"(...) Nos últimos dias de Outubro, ainda fazia calor: o ar sabia a algas e a flores; e as senhoras que passavam sob o balcão de Anania vestiam de musseline e de tecidos leves. Afigurava-se-lhe encontrar-se num país encantado, e o ar balsâmico e enervante, e as comodidades novas do seu quarto, e as doçuras da nova vida, davam-lhe uma sensação de moleza e languidez. Foi invadido por uma espécie de sonolência voluptuosa: tudo lhe parecia belo e grande, e, ao recordar o lagar e as sujas figuras que nele se juntavam, perguntava a si próprio como pudera viver lá durante tanto tempo. A vida humilde dos seus próprios vizinhos continuava decerto o seu curso melancólico, enquanto aqui, nos cafés, resplandecente e, nas ruas luminosas, nas altas casas batidas pelo sol, pelo vento e pelo reflexo do mar, tudo era luz, alegria, poesia.

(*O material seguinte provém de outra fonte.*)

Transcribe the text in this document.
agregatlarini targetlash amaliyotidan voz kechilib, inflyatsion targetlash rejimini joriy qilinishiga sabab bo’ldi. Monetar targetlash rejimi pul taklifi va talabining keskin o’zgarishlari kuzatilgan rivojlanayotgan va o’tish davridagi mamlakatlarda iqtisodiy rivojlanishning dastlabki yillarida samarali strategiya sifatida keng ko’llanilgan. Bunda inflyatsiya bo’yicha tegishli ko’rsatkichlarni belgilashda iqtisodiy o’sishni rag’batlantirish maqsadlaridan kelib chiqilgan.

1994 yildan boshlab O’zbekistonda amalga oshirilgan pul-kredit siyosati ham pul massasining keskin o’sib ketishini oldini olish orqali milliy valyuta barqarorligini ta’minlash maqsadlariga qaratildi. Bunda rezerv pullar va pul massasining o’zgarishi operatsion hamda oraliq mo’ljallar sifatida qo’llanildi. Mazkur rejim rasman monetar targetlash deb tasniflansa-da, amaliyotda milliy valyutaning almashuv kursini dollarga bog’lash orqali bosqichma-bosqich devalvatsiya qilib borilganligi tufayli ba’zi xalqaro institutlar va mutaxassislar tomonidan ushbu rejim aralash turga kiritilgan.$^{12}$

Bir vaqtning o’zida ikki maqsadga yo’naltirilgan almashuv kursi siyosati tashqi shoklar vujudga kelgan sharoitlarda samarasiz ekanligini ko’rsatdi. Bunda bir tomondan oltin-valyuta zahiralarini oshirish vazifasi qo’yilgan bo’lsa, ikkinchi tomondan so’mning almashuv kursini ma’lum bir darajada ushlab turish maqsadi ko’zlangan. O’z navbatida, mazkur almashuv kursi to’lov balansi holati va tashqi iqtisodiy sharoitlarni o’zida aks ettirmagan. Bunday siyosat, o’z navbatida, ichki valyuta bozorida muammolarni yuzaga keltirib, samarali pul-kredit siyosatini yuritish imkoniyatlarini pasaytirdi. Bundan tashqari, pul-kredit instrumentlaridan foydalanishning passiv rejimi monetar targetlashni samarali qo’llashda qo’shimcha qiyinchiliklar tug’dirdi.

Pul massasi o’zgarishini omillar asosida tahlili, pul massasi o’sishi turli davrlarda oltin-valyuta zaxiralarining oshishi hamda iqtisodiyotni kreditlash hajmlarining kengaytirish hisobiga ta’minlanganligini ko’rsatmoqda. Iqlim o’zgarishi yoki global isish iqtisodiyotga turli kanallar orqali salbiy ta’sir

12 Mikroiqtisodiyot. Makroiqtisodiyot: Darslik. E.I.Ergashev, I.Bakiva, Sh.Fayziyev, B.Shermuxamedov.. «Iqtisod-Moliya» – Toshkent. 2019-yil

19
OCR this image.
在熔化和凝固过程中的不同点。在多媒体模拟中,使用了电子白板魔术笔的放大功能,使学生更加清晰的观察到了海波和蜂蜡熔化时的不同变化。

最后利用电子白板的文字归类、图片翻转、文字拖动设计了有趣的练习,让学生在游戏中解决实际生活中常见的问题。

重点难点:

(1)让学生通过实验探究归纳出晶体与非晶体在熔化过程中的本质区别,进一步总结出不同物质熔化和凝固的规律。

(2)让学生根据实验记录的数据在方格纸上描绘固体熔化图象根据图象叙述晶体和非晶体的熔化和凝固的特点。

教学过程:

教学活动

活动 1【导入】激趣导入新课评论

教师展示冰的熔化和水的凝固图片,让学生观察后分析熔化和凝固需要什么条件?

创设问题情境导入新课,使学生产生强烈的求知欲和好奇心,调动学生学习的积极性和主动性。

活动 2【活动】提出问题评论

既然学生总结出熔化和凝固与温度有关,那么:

A chegada da primeira carta de Margherita aumentou a sua alegria de viver: era uma cartinha simples e terna, escrita numa grande folha de papel branco, numa letra redonda, quase masculina. Na verdade, Anania esperava uma carta azul, com uma flor metida num envelope; no primeiro instante, pareceu-lhe que Margherita quisera fazer-lhe sentir a sua superioridade e mostrar o desejo de o dominar; mas depois, pelas expressões simples e afectuosas da rapariga, que parecia continuar com aquela carta uma longa e ininterrupta correspondência, apercebeu-se de que ela o amava sinceramente, com ingenuidade e com força, e experimentou uma doçura inexprimível.
Ela escrevia:
Todas as noites fico longas horas à janela, e parece-me que tu vais passar de um momento para o outro, como costumavas fazer antes da tua partida. Entristece-me muito esta separação, mas consolo-me pensando que tu estudas e preparas o nosso futuro.
Depois indicava-lhe para onde deveria dirigir a resposta, e pedia-lhe o maior segredo, porque era natural que a família dela, se viesse a ter conhecimento do seu amor, o contrariasse.(...)"
Grazia Deledda
Sibila Publicações (2018)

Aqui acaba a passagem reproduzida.